She should have died hereafter;
There would have been time for such a word.
To-morrow, to-morrow and to-morrow,
Creeps this petty pace from day to day
To the last syllable of recorded time,
And all our yesterdays have lighted fools
The way to dusty death. Out, out brief candle!
Life's but a walking shadow, a poor player
That struts and frets his hour upon the stage
And then is heard no more; it is a tale
Told by an idiot, full of sound and fury,
Signifying nothing. (5.5.17-28).
At this point, Macbeth is beginning to see life as essentially meaningless. When he says "life is but a walking shadow," or that life is like a candle, he means that life is short. He also notes that life simply creeps towards death. In other words, we live for a short time, only to head towards death and that each player is an idiot and his/her life, in the end, signifies nothing in the grand scheme of things. This is pretty bleak stuff.
Macbeth's guilt and his fear of losing his power has manifested in hallucinations and has augmented his anxiety of all things around him. His modus operandi is to try to avoid his fate as told in the witches' prophecy. In this soliloquy, he uses the world 'player,' as if he, and everyone, is some pawn in a deterministic script which he can only try to rebel against.

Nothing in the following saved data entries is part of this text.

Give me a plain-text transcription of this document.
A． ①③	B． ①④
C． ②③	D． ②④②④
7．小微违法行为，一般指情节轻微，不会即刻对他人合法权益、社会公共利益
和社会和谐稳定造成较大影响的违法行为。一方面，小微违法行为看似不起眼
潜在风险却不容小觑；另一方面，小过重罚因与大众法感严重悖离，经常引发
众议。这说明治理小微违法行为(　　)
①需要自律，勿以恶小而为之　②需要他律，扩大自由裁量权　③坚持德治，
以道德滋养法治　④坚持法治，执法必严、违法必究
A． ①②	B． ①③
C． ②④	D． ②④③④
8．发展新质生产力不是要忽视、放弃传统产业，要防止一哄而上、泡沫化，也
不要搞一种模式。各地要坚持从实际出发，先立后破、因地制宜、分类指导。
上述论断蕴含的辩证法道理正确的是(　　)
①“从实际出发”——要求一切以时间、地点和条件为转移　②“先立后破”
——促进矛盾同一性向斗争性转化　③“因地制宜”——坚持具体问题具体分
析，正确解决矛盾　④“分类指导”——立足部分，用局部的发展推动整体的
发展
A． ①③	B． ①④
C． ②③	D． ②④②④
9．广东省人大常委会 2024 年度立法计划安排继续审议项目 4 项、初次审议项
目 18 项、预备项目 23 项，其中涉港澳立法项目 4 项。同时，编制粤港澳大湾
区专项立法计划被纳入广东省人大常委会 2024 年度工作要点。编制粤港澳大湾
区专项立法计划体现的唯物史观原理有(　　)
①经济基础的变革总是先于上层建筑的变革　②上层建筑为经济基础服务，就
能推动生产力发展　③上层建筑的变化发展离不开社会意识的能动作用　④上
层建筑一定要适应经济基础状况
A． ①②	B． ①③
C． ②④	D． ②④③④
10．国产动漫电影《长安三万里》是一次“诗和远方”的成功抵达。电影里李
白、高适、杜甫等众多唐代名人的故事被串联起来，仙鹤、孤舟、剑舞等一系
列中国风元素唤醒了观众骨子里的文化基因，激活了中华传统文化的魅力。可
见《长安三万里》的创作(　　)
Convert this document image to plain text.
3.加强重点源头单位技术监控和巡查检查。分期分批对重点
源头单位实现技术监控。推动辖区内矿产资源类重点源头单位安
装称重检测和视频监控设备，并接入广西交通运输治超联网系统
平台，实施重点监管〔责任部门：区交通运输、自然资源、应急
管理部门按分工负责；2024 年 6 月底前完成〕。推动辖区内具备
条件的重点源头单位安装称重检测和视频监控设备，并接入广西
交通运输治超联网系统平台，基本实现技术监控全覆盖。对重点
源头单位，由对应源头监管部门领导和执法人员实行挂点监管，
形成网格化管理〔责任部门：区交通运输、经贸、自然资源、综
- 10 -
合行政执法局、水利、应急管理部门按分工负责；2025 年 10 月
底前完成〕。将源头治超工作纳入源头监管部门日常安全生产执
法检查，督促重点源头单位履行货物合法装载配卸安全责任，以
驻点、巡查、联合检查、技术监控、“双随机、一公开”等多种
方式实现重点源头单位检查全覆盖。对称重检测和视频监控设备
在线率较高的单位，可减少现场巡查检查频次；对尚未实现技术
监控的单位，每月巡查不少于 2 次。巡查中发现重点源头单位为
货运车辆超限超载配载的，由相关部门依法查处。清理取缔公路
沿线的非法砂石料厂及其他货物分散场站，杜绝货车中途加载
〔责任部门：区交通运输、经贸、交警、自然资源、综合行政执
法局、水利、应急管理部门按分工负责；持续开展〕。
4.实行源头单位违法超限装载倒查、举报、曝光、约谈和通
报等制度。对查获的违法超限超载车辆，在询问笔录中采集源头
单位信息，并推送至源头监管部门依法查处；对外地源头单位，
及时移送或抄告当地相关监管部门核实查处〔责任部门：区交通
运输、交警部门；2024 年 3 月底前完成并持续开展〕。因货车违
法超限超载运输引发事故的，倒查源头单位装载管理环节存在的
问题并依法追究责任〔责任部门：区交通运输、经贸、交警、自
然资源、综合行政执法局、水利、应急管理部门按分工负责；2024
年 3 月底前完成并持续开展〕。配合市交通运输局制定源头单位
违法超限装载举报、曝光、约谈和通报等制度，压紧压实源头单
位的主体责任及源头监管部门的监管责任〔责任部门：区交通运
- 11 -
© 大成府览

Macbeth is so preoccupied with his anxiety, desire to retain his power and his avoidance of prophecy that he barely reacts to the news that his wife is dead. He says there is no time for even "a word," or a prayer. Macbeth has become lost in hopelessness, yet he still is bent on fighting it out until the end. He is so lost in his own guilt, that any emotion for other human beings, even his wife, is cast aside. Now, he is only concerned with fighting his alleged faith, proclaimed by the witches' prophecies.